Before I drove an EV, I drove a 50 mpg Prius. At California prices of ~$4/gallon, that’s $.08/mile.

My post wildfires NEM2 off peak rate for electricity is $.40/kWh. My Bolt gets 4.5 miles/kWh. That’s $.1125/mile.

If I were driving a Tesla it would be worse (my wife’s Tesla lies mercilessly about its range when full; it’s like Elon Musk recapitulates himself; real world it gets about 3.5 miles/kWh), and if I drove a Rivian it would be MUCH worse.

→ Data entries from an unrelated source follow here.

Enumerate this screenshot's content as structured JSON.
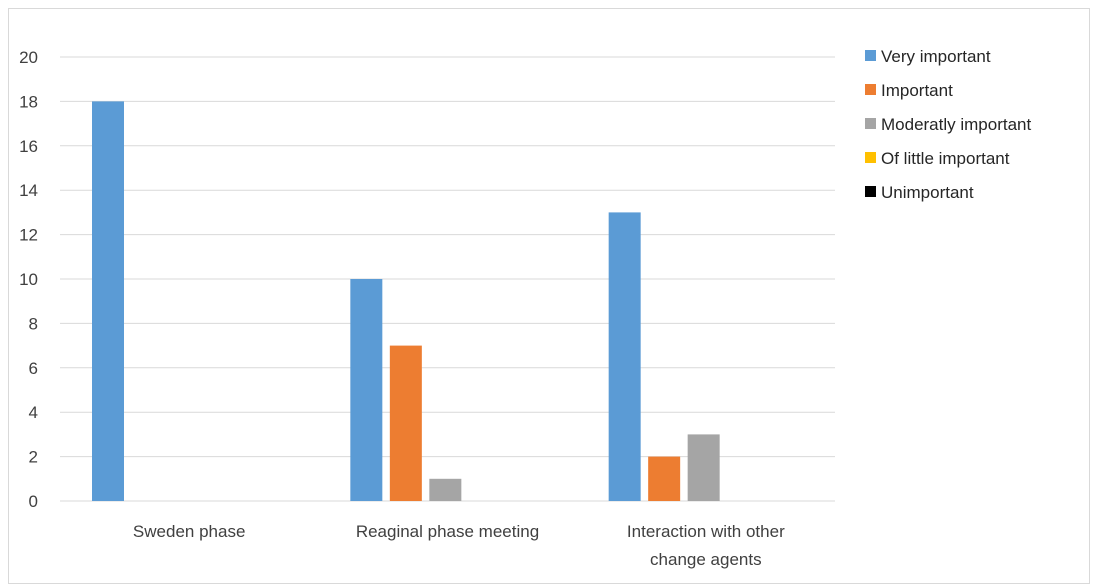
{
  "chart_data": {
    "type": "bar",
    "categories": [
      [
        "Sweden phase"
      ],
      [
        "Reaginal phase meeting"
      ],
      [
        "Interaction with other",
        "change agents"
      ]
    ],
    "series": [
      {
        "name": "Very important",
        "color": "#5B9BD5",
        "values": [
          18,
          10,
          13
        ]
      },
      {
        "name": "Important",
        "color": "#ED7D31",
        "values": [
          0,
          7,
          2
        ]
      },
      {
        "name": "Moderatly important",
        "color": "#A5A5A5",
        "values": [
          0,
          1,
          3
        ]
      },
      {
        "name": "Of little important",
        "color": "#FFC000",
        "values": [
          0,
          0,
          0
        ]
      },
      {
        "name": "Unimportant",
        "color": "#000000",
        "values": [
          0,
          0,
          0
        ]
      }
    ],
    "ylim": [
      0,
      20
    ],
    "yticks": [
      0,
      2,
      4,
      6,
      8,
      10,
      12,
      14,
      16,
      18,
      20
    ],
    "grid": true,
    "legend_position": "right"
  }
}
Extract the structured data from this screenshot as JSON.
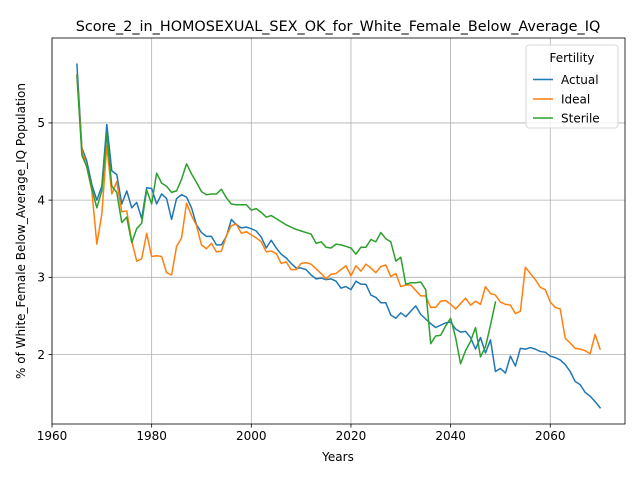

So, in California, it isn’t true at all (mostly because rate payers are funding PG&E’s liability) that the most efficient EVs are cheaper than a good mileage gas car. No where near a 2x advantage (it was better, but not nearly 50%, when I bought it, more like 90% of the gas cost). At no point has it ever been close to 50% cheaper for fuel in California (which, as it happens, sells by far the most EVs).

Generally speaking, I think EV proponents (like me!) should spend a lot less time promoting “it’s cheaper”. It is, in practice, cheaper, because maintenance is cheaper. But Americans don’t care about levelized costs, they care about the highest salience variable expenses, and trying to convince them to do otherwise is a losing argument.